Genetic-GNN: Evolutionary architecture search for Graph Neural Networks

Neural architecture search (NAS) has seen significant attention throughout the computational intelligence research community and has pushed forward the state-of-the-art of many neural models to address grid-like data such as texts and images. However, little work has been done on Graph Neural Network (GNN) models dedicated to unstructured network data. Given the huge number of choices and combinations of components such as aggregators and activation functions, determining the suitable GNN model for a specific problem normally necessitates tremendous expert knowledge and laborious trials. In addition, the moderate change of hyperparameters such as the learning rate and dropout rate would dramatically impact the learning capacity of a GNN model. In this paper, we propose a novel framework through the evolution of individual models in a large GNN architecture searching space. Instead of simply optimizing the model structures, an alternating evolution process is performed between GNN model structures and hyperparameters to dynamically approach the optimal fit of each other.

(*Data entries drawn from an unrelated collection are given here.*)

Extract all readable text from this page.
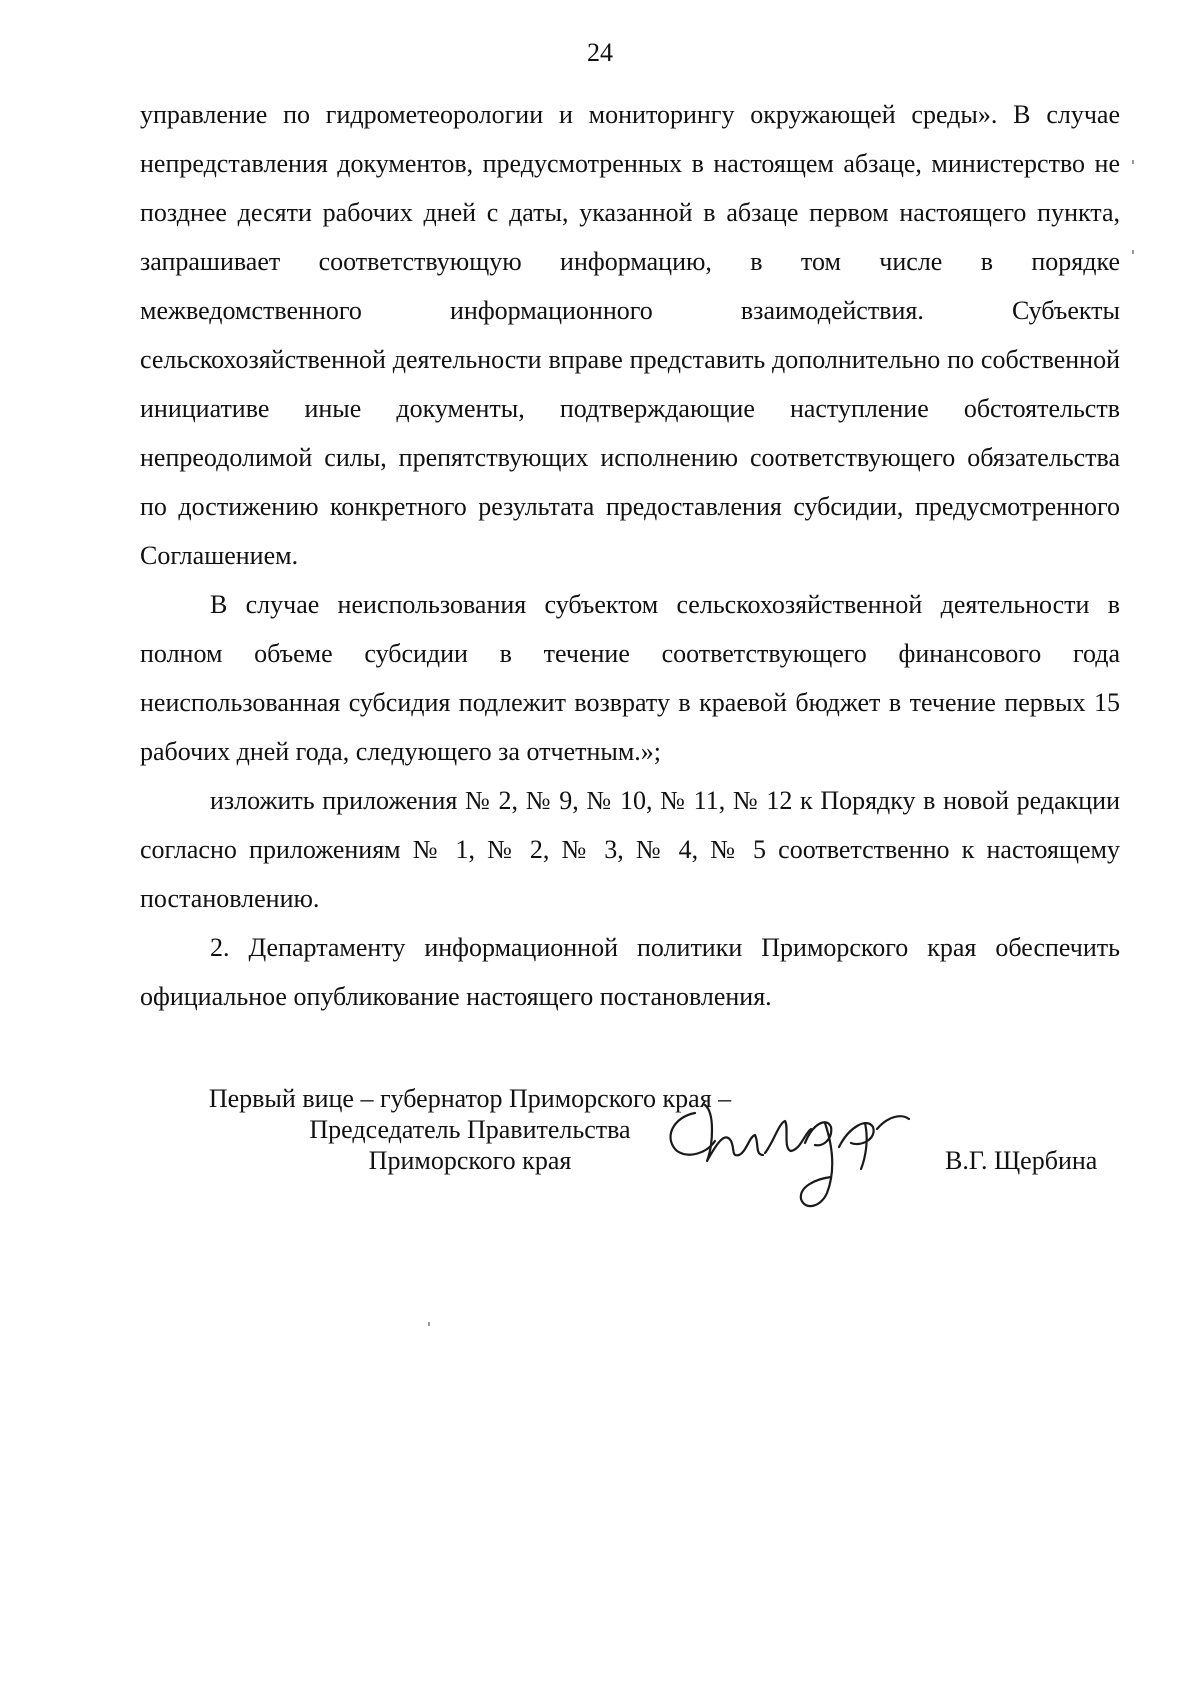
24

управление по гидрометеорологии и мониторингу окружающей среды». В случае непредставления документов, предусмотренных в настоящем абзаце, министерство не позднее десяти рабочих дней с даты, указанной в абзаце первом настоящего пункта, запрашивает соответствующую информацию, в том числе в порядке межведомственного информационного взаимодействия. Субъекты сельскохозяйственной деятельности вправе представить дополнительно по собственной инициативе иные документы, подтверждающие наступление обстоятельств непреодолимой силы, препятствующих исполнению соответствующего обязательства по достижению конкретного результата предоставления субсидии, предусмотренного Соглашением.

В случае неиспользования субъектом сельскохозяйственной деятельности в полном объеме субсидии в течение соответствующего финансового года неиспользованная субсидия подлежит возврату в краевой бюджет в течение первых 15 рабочих дней года, следующего за отчетным.»;

изложить приложения № 2, № 9, № 10, № 11, № 12 к Порядку в новой редакции согласно приложениям № 1, № 2, № 3, № 4, № 5 соответственно к настоящему постановлению.

2. Департаменту информационной политики Приморского края обеспечить официальное опубликование настоящего постановления.

Первый вице – губернатор Приморского края –
Председатель Правительства
Приморского края	В.Г. Щербина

Experiments and validations demonstrate that evolutionary NAS is capable of matching existing state-of-the-art reinforcement learning methods for both transductive and inductive graph representation learning and node classification. (c) 2022 Elsevier B.V. All rights reserved.

Automated summary

Neural architecture search (NAS) has gained significant attention in computational intelligence research, but there is limited research on Graph Neural Network (GNN) models for unstructured network data. This paper proposes a novel framework that evolves individual models in a large GNN architecture search space to dynamically approach the optimal fit. Experimental results show that evolutionary NAS matches state-of-the-art reinforcement learning methods for graph representation learning and node classification.